Morrow v. Bard Access Systems, Inc.

833 F. Supp. 2d 1246, 2011 WL 2471525, 2011 U.S. Dist. LEXIS 68362
CourtDistrict Court, D. Oregon
DecidedJune 20, 2011
DocketCivil No. 3:10-cv-00209-JO
StatusPublished

This text of 833 F. Supp. 2d 1246 (Morrow v. Bard Access Systems, Inc.) is published on Counsel Stack Legal Research, covering District Court, D. Oregon primary law. Counsel Stack provides free access to over 12 million legal documents including statutes, case law, regulations, and constitutions.

Bluebook
Morrow v. Bard Access Systems, Inc., 833 F. Supp. 2d 1246, 2011 WL 2471525, 2011 U.S. Dist. LEXIS 68362 (D. Or. 2011).

Opinion

OPINION AND ORDER

JONES, District Judge:

Plaintiff Michael Morrow brought this action against defendant Bard Access Systems, Inc., in state court, alleging claims for age discrimination under ORS Chapter 659A, and common law claims for wrongful discharge. Defendant removed the action to this court based on diversity jurisdiction.

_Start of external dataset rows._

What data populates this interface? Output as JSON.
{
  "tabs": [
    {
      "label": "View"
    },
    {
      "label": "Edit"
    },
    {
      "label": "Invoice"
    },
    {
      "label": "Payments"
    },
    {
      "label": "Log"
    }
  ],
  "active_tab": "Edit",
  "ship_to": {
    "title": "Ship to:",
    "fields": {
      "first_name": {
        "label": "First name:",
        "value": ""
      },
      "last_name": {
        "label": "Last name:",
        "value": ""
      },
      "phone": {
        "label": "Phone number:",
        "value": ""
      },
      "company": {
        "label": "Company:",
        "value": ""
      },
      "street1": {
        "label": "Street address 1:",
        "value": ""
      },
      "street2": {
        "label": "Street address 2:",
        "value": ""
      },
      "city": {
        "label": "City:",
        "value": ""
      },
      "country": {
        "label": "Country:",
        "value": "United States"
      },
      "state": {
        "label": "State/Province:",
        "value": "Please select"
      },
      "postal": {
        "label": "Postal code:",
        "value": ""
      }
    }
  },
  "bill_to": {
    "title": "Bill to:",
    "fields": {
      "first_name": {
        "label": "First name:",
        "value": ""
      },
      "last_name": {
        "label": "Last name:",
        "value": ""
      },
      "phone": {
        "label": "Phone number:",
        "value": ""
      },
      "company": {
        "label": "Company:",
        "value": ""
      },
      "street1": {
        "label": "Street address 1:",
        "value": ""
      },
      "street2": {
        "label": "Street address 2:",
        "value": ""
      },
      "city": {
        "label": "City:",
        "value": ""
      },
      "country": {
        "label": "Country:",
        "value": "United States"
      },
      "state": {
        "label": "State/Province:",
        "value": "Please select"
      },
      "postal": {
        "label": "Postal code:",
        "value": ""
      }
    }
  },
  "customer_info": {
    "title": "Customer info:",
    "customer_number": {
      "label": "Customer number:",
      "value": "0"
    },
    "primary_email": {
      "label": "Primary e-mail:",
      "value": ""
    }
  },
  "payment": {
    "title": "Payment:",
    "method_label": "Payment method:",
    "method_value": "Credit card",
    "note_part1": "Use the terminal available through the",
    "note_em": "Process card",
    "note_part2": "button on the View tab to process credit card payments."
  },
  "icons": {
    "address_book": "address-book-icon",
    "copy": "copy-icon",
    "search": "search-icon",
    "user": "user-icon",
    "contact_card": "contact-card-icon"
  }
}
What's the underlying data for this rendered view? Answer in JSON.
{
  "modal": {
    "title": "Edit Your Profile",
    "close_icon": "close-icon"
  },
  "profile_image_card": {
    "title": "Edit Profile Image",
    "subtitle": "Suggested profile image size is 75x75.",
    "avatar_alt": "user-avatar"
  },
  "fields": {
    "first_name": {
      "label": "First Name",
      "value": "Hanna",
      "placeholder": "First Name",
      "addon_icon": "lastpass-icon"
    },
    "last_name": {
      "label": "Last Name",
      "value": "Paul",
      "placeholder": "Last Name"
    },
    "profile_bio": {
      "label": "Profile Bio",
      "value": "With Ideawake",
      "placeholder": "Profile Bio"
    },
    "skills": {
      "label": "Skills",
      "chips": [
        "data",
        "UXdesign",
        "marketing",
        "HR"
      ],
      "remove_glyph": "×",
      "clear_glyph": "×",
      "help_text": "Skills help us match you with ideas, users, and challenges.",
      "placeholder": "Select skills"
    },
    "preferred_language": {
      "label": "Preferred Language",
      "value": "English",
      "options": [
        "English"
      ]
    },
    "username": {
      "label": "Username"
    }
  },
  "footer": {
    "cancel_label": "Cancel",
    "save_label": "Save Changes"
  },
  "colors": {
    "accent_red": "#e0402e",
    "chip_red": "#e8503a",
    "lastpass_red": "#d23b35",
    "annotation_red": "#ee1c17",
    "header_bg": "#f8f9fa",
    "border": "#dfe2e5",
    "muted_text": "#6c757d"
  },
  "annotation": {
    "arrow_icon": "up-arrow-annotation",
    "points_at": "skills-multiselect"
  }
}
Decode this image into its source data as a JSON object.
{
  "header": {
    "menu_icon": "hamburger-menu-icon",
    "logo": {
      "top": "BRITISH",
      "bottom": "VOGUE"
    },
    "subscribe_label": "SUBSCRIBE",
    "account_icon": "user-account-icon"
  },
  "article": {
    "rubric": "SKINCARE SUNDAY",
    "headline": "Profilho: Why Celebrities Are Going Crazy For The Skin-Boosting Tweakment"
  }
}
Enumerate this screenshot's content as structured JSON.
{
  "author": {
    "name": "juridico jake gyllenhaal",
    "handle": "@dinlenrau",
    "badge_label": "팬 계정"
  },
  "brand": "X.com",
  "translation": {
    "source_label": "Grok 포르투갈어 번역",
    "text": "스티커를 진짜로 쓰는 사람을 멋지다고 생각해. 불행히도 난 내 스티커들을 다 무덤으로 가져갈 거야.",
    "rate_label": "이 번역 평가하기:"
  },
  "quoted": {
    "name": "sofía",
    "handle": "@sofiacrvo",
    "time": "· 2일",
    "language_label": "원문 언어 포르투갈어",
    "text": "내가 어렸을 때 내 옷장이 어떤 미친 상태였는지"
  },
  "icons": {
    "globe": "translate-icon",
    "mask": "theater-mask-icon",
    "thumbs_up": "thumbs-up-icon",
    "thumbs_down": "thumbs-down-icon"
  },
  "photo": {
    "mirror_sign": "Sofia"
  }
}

The case is now before the court on defendant’s motion (# 25) for summary judgment. For the reasons stated below, defendant’s motion is denied as to plaintiffs age discrimination claim and granted as to the wrongful discharge claims.

STANDARDS

Summary judgment should be granted if there are no genuine issues of material fact and the moving party is entitled to judgment as a matter of law. Fed. R.Civ.P. 56(c). If the moving party shows that there are no genuine issues of material fact, the non-moving party must go beyond the pleadings and designate facts showing an issue for trial. Celotex Corp. v. Catrett, 477 U.S. 317, 322-23, 106 S.Ct. 2548, 91 L.Ed.2d 265 (1986). A scintilla of evidence, or evidence that is merely color-able or not significantly probative, does not present a genuine issue of material fact. United Steelworkers of America v. Phelps Dodge, 865 F.2d 1539, 1542 (9th Cir.1989).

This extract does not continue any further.